Scott: You also have an obesity treatment. Can you talk about that a little bit? I mean, that's one of the biggest issues this country faces.
Dr. Mark Rosenberg: Sure. Well, that, that was, I mean that was put on hold, sitting in our, once again, our pharmaceutical company. But I can tell you briefly what that is about. There is a hormone, CCK, which stands for Cholecystokinin, that's released from the duodenal mucosal cells in response to fat or protein. And, so, everybody knows that if, you eat, go to a Chinese restaurant and eat a bunch of rice, an hour later you're hungry. But if you eat a piece of meat, something with a lot of fat and or protein, you're satiated a lot longer. And one of the reasons that is, is because fat and or protein intake stimulates the release of CCK from the duodenum, the first part of the small intestines. And CCK does two things. Initially, it stimulates the receptors at the pyloric sphincter, which is the outlet valve of the stomach, and it closes the stomach. So it literally keeps food in your stomach longer.
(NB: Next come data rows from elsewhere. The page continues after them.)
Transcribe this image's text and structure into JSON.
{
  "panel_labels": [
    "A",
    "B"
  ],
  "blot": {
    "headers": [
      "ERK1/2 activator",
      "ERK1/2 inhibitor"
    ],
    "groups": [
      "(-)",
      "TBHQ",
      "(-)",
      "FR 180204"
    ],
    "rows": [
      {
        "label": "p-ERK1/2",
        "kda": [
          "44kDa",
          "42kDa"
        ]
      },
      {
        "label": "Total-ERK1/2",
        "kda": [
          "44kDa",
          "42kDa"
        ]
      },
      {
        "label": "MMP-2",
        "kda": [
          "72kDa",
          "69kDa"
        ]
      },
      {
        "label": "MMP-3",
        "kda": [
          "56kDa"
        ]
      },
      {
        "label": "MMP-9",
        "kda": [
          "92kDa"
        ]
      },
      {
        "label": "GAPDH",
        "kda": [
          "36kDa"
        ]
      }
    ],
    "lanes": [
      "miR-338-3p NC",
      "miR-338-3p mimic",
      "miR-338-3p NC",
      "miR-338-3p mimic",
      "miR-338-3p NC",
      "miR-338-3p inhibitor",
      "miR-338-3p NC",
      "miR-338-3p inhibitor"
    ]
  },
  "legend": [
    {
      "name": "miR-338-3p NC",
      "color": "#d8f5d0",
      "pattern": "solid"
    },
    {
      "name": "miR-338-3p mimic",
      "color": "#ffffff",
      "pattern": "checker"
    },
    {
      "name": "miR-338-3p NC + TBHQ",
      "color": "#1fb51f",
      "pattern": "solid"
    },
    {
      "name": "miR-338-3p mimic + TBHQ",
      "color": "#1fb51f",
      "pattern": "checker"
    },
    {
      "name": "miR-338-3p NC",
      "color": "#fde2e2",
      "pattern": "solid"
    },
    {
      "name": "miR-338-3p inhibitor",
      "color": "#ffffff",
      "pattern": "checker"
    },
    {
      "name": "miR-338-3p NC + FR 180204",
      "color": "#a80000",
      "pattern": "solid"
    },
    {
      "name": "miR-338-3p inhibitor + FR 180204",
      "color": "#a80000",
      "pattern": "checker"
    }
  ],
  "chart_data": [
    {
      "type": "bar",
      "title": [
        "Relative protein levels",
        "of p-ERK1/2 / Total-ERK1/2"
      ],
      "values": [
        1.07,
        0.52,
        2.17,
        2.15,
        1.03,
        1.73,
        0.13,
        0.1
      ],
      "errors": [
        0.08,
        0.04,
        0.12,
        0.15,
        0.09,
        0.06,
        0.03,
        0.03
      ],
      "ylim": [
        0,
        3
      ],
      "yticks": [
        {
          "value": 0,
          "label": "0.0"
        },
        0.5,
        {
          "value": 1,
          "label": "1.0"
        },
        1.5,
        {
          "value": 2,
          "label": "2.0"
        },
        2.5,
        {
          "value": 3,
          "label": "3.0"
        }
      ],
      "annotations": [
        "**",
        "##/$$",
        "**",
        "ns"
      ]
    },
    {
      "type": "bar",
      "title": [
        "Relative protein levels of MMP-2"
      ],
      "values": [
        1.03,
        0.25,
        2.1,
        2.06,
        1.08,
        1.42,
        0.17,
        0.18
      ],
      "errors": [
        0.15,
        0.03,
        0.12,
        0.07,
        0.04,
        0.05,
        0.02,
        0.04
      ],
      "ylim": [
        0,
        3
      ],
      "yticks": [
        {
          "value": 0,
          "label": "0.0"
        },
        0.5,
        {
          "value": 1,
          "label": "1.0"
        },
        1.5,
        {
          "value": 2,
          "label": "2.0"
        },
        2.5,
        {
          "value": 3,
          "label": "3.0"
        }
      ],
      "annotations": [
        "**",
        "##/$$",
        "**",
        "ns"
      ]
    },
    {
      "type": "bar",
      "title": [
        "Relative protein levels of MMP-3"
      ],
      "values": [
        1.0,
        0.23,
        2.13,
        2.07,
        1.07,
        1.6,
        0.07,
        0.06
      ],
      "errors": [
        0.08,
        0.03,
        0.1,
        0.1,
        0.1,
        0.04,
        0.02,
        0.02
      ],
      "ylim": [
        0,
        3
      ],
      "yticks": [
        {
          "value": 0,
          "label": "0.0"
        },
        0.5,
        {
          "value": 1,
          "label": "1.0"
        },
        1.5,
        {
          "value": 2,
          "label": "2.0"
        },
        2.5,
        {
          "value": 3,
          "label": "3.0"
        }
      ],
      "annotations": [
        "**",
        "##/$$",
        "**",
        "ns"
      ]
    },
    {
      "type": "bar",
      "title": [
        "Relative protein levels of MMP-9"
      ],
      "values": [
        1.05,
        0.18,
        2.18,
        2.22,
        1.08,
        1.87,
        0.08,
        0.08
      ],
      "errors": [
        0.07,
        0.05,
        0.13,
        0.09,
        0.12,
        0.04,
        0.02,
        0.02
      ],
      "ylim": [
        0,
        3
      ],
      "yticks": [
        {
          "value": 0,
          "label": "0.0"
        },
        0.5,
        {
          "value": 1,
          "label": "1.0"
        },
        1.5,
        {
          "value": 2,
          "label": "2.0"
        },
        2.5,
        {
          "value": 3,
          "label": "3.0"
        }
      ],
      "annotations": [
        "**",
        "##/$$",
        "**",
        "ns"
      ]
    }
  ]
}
So when you eat meat, it will stay in your stomach longer, you'll feel full longer.
But then the secondary phase is to stimulate what we call afferent vagal fibers that go to an area in the hypothalamus, or the brain. And when you stimulate those receptors, at the level of the brain, you feel full longer. So, CCK, we know what it does, the problem is nobody was able to get that drug to work orally, because when you ingest it orally, it is quickly degraded by the intestinal enzymes. And I figured out a method how to actually get it to go through the bowel, into the bloodstream, when taken orally. But of course with no funding, it doesn't go anywhere.